Marking the 10th anniversary of its establishment as a financial holding company on Sept. 1, Shinhan Financial Group is gearing up to make inroads onto global stages as a future growth engine.

Beyond the nearly-saturated local financial market, Shinhan is seeking to increase overseas profits with its sights on evolving into a global financial holding company.

“Considering the nation’s current low growth and aging population, it is definitely necessary for Shinhan to enter Asian markets and find a future growth engine,” Shinhan Financial Chairman Han Dong-woo said in his speech on the company’s foundation day.
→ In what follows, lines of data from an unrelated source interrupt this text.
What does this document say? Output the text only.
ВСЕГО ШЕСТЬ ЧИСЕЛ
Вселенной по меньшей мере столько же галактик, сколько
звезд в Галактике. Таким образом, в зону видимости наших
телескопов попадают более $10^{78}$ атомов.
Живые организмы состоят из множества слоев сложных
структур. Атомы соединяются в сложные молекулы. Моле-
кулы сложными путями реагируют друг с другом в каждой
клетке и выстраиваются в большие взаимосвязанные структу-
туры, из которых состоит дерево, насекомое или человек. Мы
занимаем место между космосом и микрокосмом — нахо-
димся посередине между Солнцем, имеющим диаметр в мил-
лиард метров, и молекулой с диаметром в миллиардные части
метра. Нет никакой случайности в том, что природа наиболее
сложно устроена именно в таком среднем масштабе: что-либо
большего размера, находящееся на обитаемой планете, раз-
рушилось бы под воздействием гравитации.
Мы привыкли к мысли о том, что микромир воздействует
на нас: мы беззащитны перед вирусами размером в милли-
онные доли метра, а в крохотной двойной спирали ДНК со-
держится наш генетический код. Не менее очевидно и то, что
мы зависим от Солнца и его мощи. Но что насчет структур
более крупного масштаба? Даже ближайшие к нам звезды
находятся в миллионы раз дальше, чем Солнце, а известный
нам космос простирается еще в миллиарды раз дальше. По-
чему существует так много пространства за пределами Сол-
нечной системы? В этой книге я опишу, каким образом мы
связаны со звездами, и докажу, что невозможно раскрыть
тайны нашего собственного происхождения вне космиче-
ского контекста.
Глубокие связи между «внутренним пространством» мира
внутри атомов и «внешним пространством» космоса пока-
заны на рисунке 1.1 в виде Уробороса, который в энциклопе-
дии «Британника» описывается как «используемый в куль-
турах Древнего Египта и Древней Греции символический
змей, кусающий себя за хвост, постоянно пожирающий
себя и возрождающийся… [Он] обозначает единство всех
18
It is China and a few emerging countries in the region that Shinhan is focusing on as core Asian markets because they are currently showing continuous economic expansion and possess huge potential.

The chairman said that on the back of the entries, Shinhan will boost its overseas profits from current 3 percent to 10 percent.

Shinhan Bank, the flagship unit of the financial services firm, is leading the pack of the group’s affiliates in terms of overseas expansion, having spread to 14 countries that have 54 branches as of the end of August 2011. In addition, 10 of them are local subsidiaries.

“Since the beginning of overseas expansion, we have made much of localization, and that’s why we have gone abroad in the form of local subsidiaries,” said a Shinhan Bank official.

In 2007, the bank established Shinhan Khmer Bank in Cambodia, followed by Shinhan Bank China and Shinhan Bank Kazakhstan in 2008.

Shinhan Bank Japan and Shinhan Vietnam Bank were founded in 2009.

By the end of this year, it plans to set up six or seven more units to strengthen its grip on Korean companies operating overseas.

In China, Shinhan plans to set up a branch in Changsha, Hunan Province in October, the first among Korean banks, while making efforts to increase the market share in Japan, with two business units.

Indonesia, Southeast Asia’s largest economy, is a Shinhan target of late.

The country’s economy has grown 6 percent or 7 percent annually and Korean firms are actively advancing into its markets.

As a result, Shinhan Financial is considering a variety of options including mergers and acquisitions (M&A) and the establishment of corporate units in order to enter the market.

“Since the global financial crisis broke out in 2008, we have closely monitored the Indonesian market and strived to make visible achievement this year,” said an official of the nation’s third-largest financial group by assets.

Its other affiliates are taking advantage of Shinhan’s global networks.

In May, Shinhan Card started doing business in Vietnam in cooperation with Shinhan Vietnam Bank, while Shinhan BNP Paribas Asset Management set up a Hong Kong subsidiary this year.